Author : André Astrow
Publisher : Chatham House Report
Page : 0 pages
File Size : 14,33 MB
Release : 2012
Category : Business & Economics
ISBN : 9781862032606
"To assess what contribution, if any, gold could make to the current international monetary system in the wake of the global financial crisis, Chatham House set up a global Taskforce of experts in 2011. The Taskforce explored the advantages and disadvantages of reintroducing gold in the system and identified a number of possible scenarios for reform. For gold to play a more formal role in the international monetary system, it would be imperative that it neither hinders the system's performance nor creates unacceptable constraints on national economic policies; Although the discipline a gold standard imposes on monetary policy may have been helpful in limiting the reckless banking and excessive debt accumulation of the past decade, the rigidity of a fixed price for gold would likely have been a serious handicap with the onset of the financial crisis when a much more flexible monetary response was required; There is no clear-cut role for gold as a policy indicator. The historical behaviour of the gold price does not provide a particularly good indicator for either monetary or fiscal policy. In fact, since the financial crisis, the rise in the gold price has indicated the need for tighter policies which, if implemented, could have been deeply damaging; Gold can serve as a hedge against declining values of key fiat currencies, and can also be useful for central banks, but its role as a hedge is not cost free. Indeed, a major downside of holding gold is that its price can be extremely volatile. Also, it generates no yield, other than capital gains which are only realised when it is sold.
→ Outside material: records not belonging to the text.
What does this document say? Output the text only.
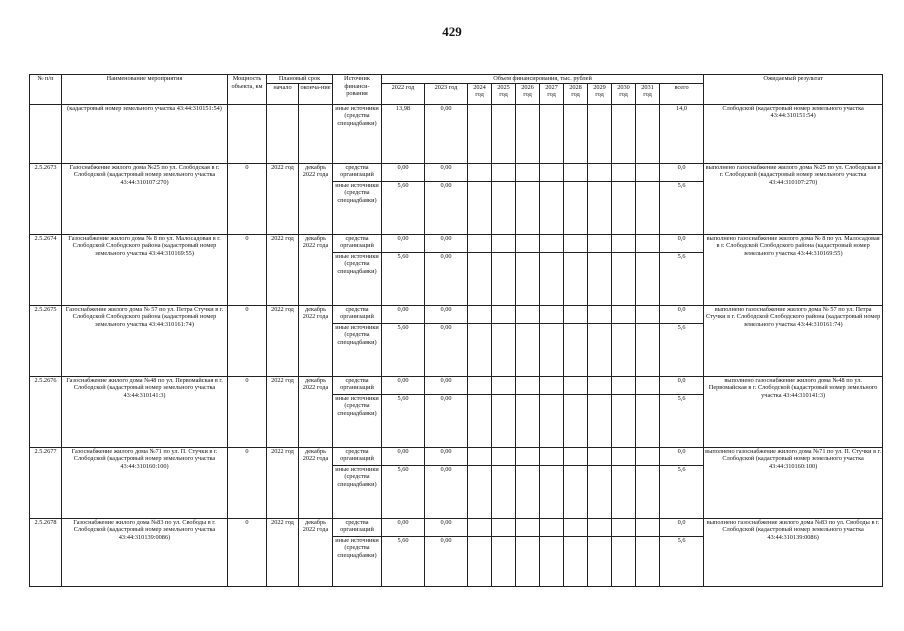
429
№ п/п	Наименование мероприятия	Мощность объекта, км	Плановый срок		Источник финанси-рования	Объем финансирования, тыс. рублей											Ожидаемый результат
			начало	оконча-ние		2022 год	2023 год	2024 год	2025 год	2026 год	2027 год	2028 год	2029 год	2030 год	2031 год	всего	
	(кадастровый номер земельного участка 43:44:310151:54)				иные источники (средства спецнадбавки)	13,98	0,00									14,0	Слободской (кадастровый номер земельного участка 43:44:310151:54)
2.5.2673	Газоснабжение жилого дома №25 по ул. Слободская в г. Слободской (кадастровый номер земельного участка 43:44:310107:270)	0	2022 год	декабрь 2022 года	средства организаций	0,00	0,00									0,0	выполнено газоснабжение жилого дома №25 по ул. Слободская в г. Слободской (кадастровый номер земельного участка 43:44:310107:270)
					иные источники (средства спецнадбавки)	5,60	0,00									5,6	
2.5.2674	Газоснабжение жилого дома № 8 по ул. Малосадовая в г. Слободской Слободского района (кадастровый номер земельного участка 43:44:310169:55)	0	2022 год	декабрь 2022 года	средства организаций	0,00	0,00									0,0	выполнено газоснабжение жилого дома № 8 по ул. Малосадовая в г. Слободской Слободского района (кадастровый номер земельного участка 43:44:310169:55)
					иные источники (средства спецнадбавки)	5,60	0,00									5,6	
2.5.2675	Газоснабжение жилого дома № 57 по ул. Петра Стучки в г. Слободской Слободского района (кадастровый номер земельного участка 43:44:310161:74)	0	2022 год	декабрь 2022 года	средства организаций	0,00	0,00									0,0	выполнено газоснабжение жилого дома № 57 по ул. Петра Стучки в г. Слободской Слободского района (кадастровый номер земельного участка 43:44:310161:74)
					иные источники (средства спецнадбавки)	5,60	0,00									5,6	
2.5.2676	Газоснабжение жилого дома №48 по ул. Первомайская в г. Слободской (кадастровый номер земельного участка 43:44:310141:3)	0	2022 год	декабрь 2022 года	средства организаций	0,00	0,00									0,0	выполнено газоснабжение жилого дома №48 по ул. Первомайская в г. Слободской (кадастровый номер земельного участка 43:44:310141:3)
					иные источники (средства спецнадбавки)	5,60	0,00									5,6	
2.5.2677	Газоснабжение жилого дома №71 по ул. П. Стучки в г. Слободской (кадастровый номер земельного участка 43:44:310160:100)	0	2022 год	декабрь 2022 года	средства организаций	0,00	0,00									0,0	выполнено газоснабжение жилого дома №71 по ул. П. Стучки в г. Слободской (кадастровый номер земельного участка 43:44:310160:100)
					иные источники (средства спецнадбавки)	5,60	0,00									5,6	
2.5.2678	Газоснабжение жилого дома №83 по ул. Свободы в г. Слободской (кадастровый номер земельного участка 43:44:310139:0086)	0	2022 год	декабрь 2022 года	средства организаций	0,00	0,00									0,0	выполнено газоснабжение жилого дома №83 по ул. Свободы в г. Слободской (кадастровый номер земельного участка 43:44:310139:0086)
					иные источники (средства спецнадбавки)	5,60	0,00									5,6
Gold, therefore, can form part of a portfolio of assets that spreads valuation risk, but on the other hand, it is not very effective as a sole reserve asset."--Publisher description.
Author : Vitor Gaspar
Publisher :
Page : 334 pages
File Size : 18,75 MB
Release : 2003-01-01
Category : Banks and banking
ISBN : 9789291813483
Author : George K. Zestos
Publisher : South Western Educational Publishing
Page : 296 pages
File Size : 36,89 MB
Release : 2006
Category : Business & Economics
ISBN :
This shorter text provides a complete overview of European economic and monetary integrationand investigates the euro's impact on Europe and the rest of the global economy. It takes anintuitive approach to explaining the complicated issues regarding the formation of the EMUand the introduction of the euro.